Sunday, October 21, 2012

Fog

After a birthday party this evening, Jen and I rode our bikes home, with Tyler in the bike trailer, licking the icing off of the two cupcakes given to him before we left. Jen and I raced one another while Tyler called out who was leading. The air was cold--mid 40s--and the fog had rolled in with dusk.

We rode past a large field where sheep have been grazing for the past month or so. Over the entire field a fog as thick as maple syrup on a stack of pancakes stretched itself out. We rode faster, into it, gulping glee with every glimpse.

Tyler's sugar-heightened shrieks of laughter and amazement, my guttural assertions of beauty before us, and Jen's saying, wow all merged into one of those short segments of time where clarity no longer matters. It's what is hidden that is so stunning--how it's hidden.

With a little more than two weeks to the election, with manuscripts waiting on editors' desks in New York, with Jen's PhD thesis push, with Tyler's ever-more-inquisitive communication, with visions of what might be in the future enticing, enticing, enticing, fog helps.

Fog does more than help. Fog throws down a hammer of sorts and says, Stop. You don't have to know. 

All the questions of future possibilities rage in a riveting rotation, but the fog tonight reminds me that they don't always have to. Their power is only as strong as the stage-time we give them. Vision for the future is a beautiful thing--and chasing dreams, pursuing hopes, believing in the difficult coming to pass is all crucial. But just as important is letting the fog sometimes cover all those visions.
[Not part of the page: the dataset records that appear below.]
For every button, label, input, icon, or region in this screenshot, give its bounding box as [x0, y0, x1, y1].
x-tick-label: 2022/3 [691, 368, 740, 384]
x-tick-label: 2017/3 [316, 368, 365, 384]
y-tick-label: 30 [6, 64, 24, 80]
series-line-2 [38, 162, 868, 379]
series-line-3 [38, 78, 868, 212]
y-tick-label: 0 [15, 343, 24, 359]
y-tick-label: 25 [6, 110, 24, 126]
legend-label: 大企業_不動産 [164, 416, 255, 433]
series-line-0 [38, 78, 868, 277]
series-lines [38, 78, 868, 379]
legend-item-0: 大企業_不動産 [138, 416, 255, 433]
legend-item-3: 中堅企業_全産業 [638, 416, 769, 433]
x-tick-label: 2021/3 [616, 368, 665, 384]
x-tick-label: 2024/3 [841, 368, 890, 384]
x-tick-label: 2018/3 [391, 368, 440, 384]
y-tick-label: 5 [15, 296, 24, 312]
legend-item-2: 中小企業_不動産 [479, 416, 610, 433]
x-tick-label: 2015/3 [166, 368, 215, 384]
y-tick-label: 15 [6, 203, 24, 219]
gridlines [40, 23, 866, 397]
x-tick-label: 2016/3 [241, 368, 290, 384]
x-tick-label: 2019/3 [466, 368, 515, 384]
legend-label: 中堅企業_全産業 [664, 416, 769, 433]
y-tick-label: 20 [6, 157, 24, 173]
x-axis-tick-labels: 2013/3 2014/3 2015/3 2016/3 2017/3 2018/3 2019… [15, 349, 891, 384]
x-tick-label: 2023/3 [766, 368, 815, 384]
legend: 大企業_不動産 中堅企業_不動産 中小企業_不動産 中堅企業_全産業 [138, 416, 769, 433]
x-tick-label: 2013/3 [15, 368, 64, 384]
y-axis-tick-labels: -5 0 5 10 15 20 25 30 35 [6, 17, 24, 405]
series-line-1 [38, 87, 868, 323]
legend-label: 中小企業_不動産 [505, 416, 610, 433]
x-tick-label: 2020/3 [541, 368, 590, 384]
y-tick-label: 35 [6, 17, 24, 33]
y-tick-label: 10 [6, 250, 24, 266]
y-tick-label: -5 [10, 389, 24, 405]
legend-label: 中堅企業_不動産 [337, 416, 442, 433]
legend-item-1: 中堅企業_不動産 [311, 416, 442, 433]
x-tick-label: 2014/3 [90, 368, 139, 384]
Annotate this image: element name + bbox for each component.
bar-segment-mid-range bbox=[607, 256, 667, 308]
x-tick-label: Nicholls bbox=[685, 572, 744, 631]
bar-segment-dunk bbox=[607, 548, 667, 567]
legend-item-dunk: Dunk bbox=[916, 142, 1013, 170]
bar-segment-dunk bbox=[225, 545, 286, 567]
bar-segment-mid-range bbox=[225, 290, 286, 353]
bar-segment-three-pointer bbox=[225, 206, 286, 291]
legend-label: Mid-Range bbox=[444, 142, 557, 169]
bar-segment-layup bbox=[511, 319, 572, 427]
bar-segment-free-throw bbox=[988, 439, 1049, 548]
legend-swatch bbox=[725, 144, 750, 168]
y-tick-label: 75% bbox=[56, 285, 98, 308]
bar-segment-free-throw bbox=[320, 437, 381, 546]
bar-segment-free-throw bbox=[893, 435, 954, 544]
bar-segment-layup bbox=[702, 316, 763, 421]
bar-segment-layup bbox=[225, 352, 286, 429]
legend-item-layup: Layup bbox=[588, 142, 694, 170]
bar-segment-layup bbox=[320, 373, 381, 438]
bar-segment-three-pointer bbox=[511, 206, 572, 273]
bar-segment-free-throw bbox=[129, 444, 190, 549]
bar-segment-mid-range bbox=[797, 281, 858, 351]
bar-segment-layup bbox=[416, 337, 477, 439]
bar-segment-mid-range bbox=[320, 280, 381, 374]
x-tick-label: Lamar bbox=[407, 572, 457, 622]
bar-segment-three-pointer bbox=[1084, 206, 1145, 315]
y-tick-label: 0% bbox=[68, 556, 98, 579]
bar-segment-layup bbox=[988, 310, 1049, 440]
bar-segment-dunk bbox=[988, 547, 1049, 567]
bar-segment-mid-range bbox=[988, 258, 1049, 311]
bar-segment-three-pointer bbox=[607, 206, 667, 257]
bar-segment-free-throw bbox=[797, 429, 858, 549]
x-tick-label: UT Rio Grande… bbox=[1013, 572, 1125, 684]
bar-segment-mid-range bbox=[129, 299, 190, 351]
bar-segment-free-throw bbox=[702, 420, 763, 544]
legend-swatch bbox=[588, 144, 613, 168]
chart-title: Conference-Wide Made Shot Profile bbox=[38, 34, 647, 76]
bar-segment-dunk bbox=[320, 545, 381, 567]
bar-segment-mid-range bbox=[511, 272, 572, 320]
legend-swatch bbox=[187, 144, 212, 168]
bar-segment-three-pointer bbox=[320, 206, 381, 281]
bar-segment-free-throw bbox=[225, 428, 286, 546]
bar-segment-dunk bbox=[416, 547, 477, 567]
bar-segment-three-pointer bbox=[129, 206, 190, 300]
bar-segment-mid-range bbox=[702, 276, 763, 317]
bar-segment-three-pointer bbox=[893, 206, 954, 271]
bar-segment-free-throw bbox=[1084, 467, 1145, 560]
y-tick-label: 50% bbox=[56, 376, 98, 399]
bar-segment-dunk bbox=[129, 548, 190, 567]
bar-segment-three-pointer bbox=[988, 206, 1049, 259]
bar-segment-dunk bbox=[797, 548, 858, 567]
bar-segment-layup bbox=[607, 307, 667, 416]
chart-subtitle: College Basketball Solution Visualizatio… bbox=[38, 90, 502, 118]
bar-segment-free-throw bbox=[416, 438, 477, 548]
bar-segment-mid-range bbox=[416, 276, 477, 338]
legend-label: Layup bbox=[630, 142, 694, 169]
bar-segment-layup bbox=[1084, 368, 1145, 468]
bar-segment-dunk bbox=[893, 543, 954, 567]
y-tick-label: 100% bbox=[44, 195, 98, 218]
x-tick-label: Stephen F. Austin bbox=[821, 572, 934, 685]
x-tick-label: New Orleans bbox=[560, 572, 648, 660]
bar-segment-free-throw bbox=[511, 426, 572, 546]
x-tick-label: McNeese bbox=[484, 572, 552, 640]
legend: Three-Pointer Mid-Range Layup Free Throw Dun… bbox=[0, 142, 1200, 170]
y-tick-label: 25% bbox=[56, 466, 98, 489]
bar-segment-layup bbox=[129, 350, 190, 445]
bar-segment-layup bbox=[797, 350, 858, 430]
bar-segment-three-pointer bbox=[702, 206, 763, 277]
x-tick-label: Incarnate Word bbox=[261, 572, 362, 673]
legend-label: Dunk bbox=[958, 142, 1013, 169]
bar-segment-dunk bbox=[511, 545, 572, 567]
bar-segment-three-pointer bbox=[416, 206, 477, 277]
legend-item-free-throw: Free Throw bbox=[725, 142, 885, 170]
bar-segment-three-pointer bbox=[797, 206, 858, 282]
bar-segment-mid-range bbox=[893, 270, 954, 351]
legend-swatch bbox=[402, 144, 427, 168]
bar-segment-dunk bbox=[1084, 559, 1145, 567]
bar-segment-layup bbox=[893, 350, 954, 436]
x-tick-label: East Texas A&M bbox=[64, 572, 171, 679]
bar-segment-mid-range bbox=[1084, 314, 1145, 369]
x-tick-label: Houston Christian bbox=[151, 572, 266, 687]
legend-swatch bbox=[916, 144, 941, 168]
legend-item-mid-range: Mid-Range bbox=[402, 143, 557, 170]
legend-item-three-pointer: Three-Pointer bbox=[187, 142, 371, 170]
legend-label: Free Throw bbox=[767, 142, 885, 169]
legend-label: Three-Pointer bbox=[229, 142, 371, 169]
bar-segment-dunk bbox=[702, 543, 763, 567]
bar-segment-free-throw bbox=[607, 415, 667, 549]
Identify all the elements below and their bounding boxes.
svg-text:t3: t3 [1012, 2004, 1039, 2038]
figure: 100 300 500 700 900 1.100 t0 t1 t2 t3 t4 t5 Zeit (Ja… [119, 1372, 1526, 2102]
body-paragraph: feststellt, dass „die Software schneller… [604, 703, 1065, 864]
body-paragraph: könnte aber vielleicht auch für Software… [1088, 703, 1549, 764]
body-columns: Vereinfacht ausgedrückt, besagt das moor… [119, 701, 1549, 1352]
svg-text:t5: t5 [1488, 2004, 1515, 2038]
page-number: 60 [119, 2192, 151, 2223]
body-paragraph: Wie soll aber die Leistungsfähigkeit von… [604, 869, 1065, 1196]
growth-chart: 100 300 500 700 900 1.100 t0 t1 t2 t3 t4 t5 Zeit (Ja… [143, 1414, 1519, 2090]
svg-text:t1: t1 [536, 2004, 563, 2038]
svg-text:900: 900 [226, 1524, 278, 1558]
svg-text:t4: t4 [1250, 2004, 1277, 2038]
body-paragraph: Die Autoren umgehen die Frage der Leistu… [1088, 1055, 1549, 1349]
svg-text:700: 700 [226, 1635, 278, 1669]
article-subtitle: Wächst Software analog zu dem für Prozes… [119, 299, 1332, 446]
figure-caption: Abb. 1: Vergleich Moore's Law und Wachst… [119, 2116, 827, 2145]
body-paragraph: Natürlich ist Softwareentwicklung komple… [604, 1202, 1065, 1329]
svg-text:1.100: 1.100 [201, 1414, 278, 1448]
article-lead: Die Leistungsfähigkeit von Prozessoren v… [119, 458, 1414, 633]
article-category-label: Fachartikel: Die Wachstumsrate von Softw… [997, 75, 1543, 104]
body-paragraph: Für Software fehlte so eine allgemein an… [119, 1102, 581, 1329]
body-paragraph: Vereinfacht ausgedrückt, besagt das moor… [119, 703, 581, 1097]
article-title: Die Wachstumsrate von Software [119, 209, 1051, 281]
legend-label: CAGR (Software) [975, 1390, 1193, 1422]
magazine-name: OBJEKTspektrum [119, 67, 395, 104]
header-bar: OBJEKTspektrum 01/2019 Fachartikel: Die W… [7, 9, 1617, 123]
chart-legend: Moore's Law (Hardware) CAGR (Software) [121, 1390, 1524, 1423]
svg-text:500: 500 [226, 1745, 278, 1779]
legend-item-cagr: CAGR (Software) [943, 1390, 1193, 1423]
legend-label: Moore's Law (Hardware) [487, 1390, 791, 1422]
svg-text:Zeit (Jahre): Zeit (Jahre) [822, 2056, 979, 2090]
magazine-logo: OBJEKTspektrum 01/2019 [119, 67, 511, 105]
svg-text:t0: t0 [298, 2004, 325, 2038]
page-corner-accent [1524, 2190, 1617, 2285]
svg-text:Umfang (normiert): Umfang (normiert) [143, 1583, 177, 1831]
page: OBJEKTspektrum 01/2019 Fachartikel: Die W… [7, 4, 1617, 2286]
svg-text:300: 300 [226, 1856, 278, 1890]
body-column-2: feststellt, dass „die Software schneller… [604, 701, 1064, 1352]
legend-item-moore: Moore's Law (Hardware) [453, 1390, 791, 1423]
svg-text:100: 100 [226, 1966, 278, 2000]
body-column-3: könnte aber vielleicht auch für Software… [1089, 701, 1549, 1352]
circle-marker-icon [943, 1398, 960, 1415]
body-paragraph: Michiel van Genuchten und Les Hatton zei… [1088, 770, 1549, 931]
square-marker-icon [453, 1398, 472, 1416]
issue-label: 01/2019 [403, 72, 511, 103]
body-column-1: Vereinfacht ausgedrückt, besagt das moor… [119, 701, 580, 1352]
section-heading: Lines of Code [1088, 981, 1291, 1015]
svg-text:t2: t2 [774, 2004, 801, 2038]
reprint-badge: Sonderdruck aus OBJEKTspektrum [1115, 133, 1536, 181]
Not because they don't matter or because we've let them go; but because seeing them so often in our minds can have the effect of ordering three appetizers because we're afraid the meal won't ever arrive--or when it does, that it won't be enough to fill us up.

Fog sometimes helps us do what we have such trouble doing ourselves: focus only on the precise moment of the journey we're in, rather than the beautiful vistas ahead.